The Spookiest Jane Eyre Ever
Christine Champ November 29, 2010

Hard knocks, hellfire, and a haunted estate with a hideous, cackling secret … what a magical setting for a romance! (And by magic, we mean the dark kind.)
We’re alluding to the chilling Gothic period romance flick based on the Charlotte Bronte classic Jane Eyre. An orphan cast out by her callow aunt and raised in a fire-and-brimstone charity school, Eyre learns early that she’s a wicked, unwanted girl. But things look brighter (well, not brighter, but a little better), when she’s hired as a governess for the wealthy Mr. Rochester and discovers true love — and Rochester’s deadly secret.
Hollywood has a thing for tormented lovers and scandalous secrets, so it’s no shock Jane Eyre has been adapted to film and television many times. In 1943 Robert Stevenson directed Orson Welles and Joan Fontaine as the passionate pair trapped in a sinister landscape of storms, lightning, and fire-starting fiends. In 1996, in a much more romantic, less-eerie Eyre adaptation, current True Blood fang obsession Anna Paquin played a young Jane while Charlotte Gainsbourg and William Hurt personified the lovelorn literary couple. Even Timothy Dalton took a turn at Rochester in a 1983 miniseries version of the novel.
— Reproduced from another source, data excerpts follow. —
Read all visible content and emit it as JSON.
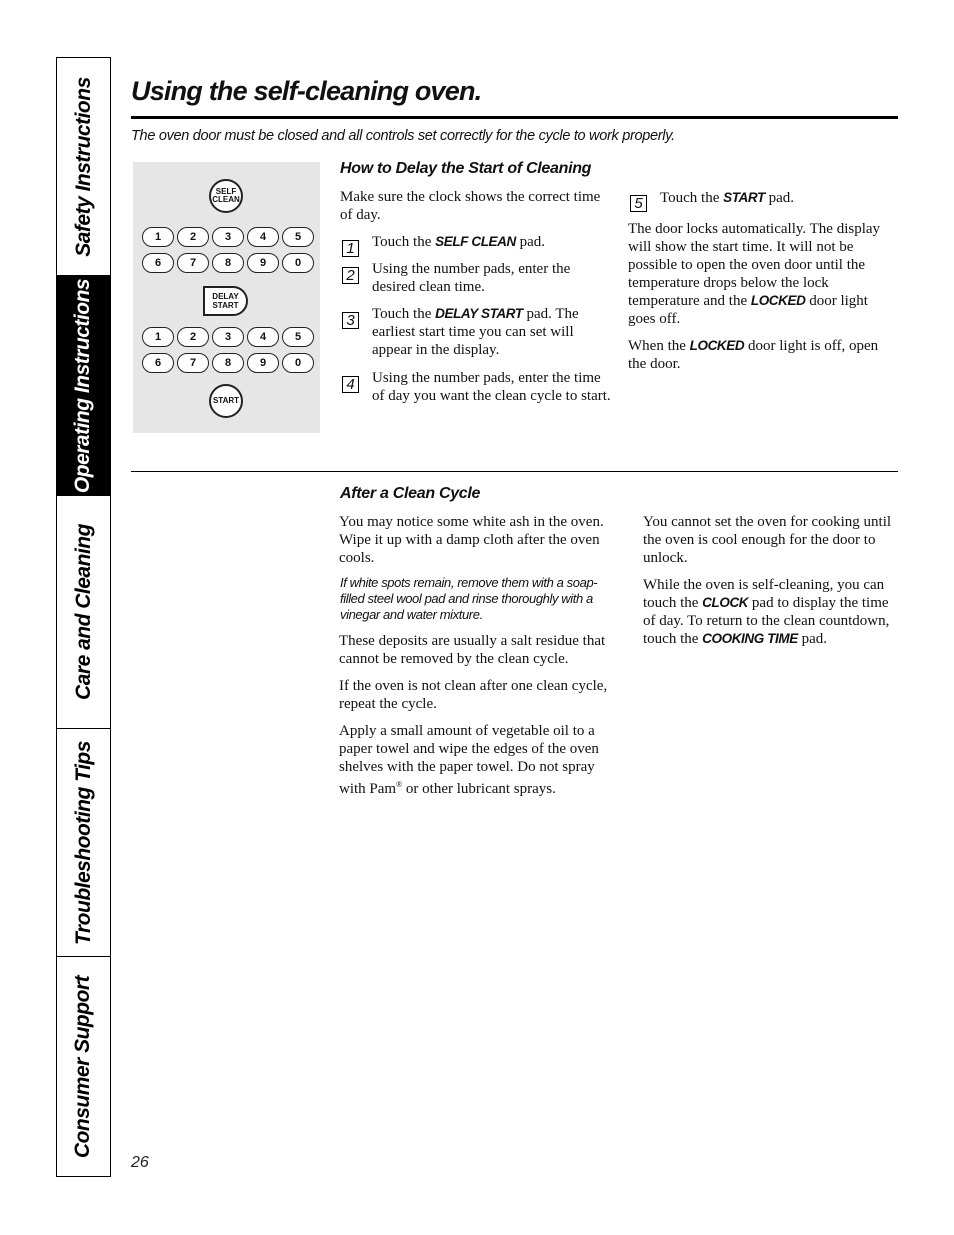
{
  "side_tabs": [
    {
      "label": "Safety Instructions",
      "active": false
    },
    {
      "label": "Operating Instructions",
      "active": true
    },
    {
      "label": "Care and Cleaning",
      "active": false
    },
    {
      "label": "Troubleshooting Tips",
      "active": false
    },
    {
      "label": "Consumer Support",
      "active": false
    }
  ],
  "page": {
    "title": "Using the self-cleaning oven.",
    "subtitle": "The oven door must be closed and all controls set correctly for the cycle to work properly.",
    "page_number": "26"
  },
  "keypad": {
    "self_clean": [
      "SELF",
      "CLEAN"
    ],
    "row1": [
      "1",
      "2",
      "3",
      "4",
      "5"
    ],
    "row2": [
      "6",
      "7",
      "8",
      "9",
      "0"
    ],
    "delay_start": [
      "DELAY",
      "START"
    ],
    "start": "START"
  },
  "delay_section": {
    "heading": "How to Delay the Start of Cleaning",
    "intro": "Make sure the clock shows the correct time of day.",
    "steps": [
      {
        "num": "1",
        "pre": "Touch the ",
        "kw": "SELF CLEAN",
        "post": " pad."
      },
      {
        "num": "2",
        "pre": "Using the number pads, enter the desired clean time.",
        "kw": "",
        "post": ""
      },
      {
        "num": "3",
        "pre": "Touch the ",
        "kw": "DELAY START",
        "post": " pad. The earliest start time you can set will appear in the display."
      },
      {
        "num": "4",
        "pre": "Using the number pads, enter the time of day you want the clean cycle to start.",
        "kw": "",
        "post": ""
      },
      {
        "num": "5",
        "pre": "Touch the ",
        "kw": "START",
        "post": " pad."
      }
    ],
    "para1_pre": "The door locks automatically. The display will show the start time. It will not be possible to open the oven door until the temperature drops below the lock temperature and the ",
    "para1_kw": "LOCKED",
    "para1_post": " door light goes off.",
    "para2_pre": "When the ",
    "para2_kw": "LOCKED",
    "para2_post": " door light is off, open the door."
  },
  "after_section": {
    "heading": "After a Clean Cycle",
    "p1": "You may notice some white ash in the oven. Wipe it up with a damp cloth after the oven cools.",
    "p2_italic": "If white spots remain, remove them with a soap-filled steel wool pad and rinse thoroughly with a vinegar and water mixture.",
    "p3": "These deposits are usually a salt residue that cannot be removed by the clean cycle.",
    "p4": "If the oven is not clean after one clean cycle, repeat the cycle.",
    "p5_pre": "Apply a small amount of vegetable oil to a paper towel and wipe the edges of the oven shelves with the paper towel. Do not spray with Pam",
    "p5_reg": "®",
    "p5_post": " or other lubricant sprays.",
    "r1": "You cannot set the oven for cooking until the oven is cool enough for the door to unlock.",
    "r2_pre": "While the oven is self-cleaning, you can touch the ",
    "r2_kw1": "CLOCK",
    "r2_mid": " pad to display the time of day. To return to the clean countdown, touch the ",
    "r2_kw2": "COOKING TIME",
    "r2_post": " pad."
  }
}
Now Cary Fukunaga, the director that helmed Sin Nombre (a brilliant and brutal chronicle of a girl’s struggle to illegally cross the U.S.-Mexico border), has decided to take a crack at it. As Jane and Rochester he’s cast Mia Wasikowska (Alice in Wonderland) and Michael Fassbender (Inglourious Basterds). Period-film pro Dame Judi Dench joins them as Rochester’s housekeeper Mrs. Fairfax. The trailer makes it clear love won’t be the coy, giddy centerpiece of Fukunaga’s film. “Do you know where the wicked go after death?” a tween Jane is asked at its opening. If the first few scenes of her childhood weren’t clear enough, a caption informs us she hearkens “from a loveless past.” Dickensian without the wit, Eyre’s dreary, harsh early years are followed by adulthood in Rochester’s grand, gloomy mansion, whirling in a tempest of fire, feverish downpour-drenched embraces, murderous phantoms, ethereal mists, horses madly galloping through ominous forests, and Jane and Rochester running to and fro in panic and passion. All of this is scored by an orchestra heartbeat that thumps at all the right moments.
Arguably, it could be the darkest Jane Eyre ever — a shuddersome thriller romance. Fukunaga reportedly spent a lot of time rereading Bronte’s book so he could fathom what she “was feeling when she was writing it. That sort of spookiness that plagues the entire story … there’s been something like 24 adaptations, and it’s very rare that you see those sorts of darker sides. They treat it like it’s just a period romance, and I think it’s much more than that.”
A spookier Jane Eyre by the formidable talent behind Sin Nombre? How can that not send shivers of anticipation down our thriller-loving spines?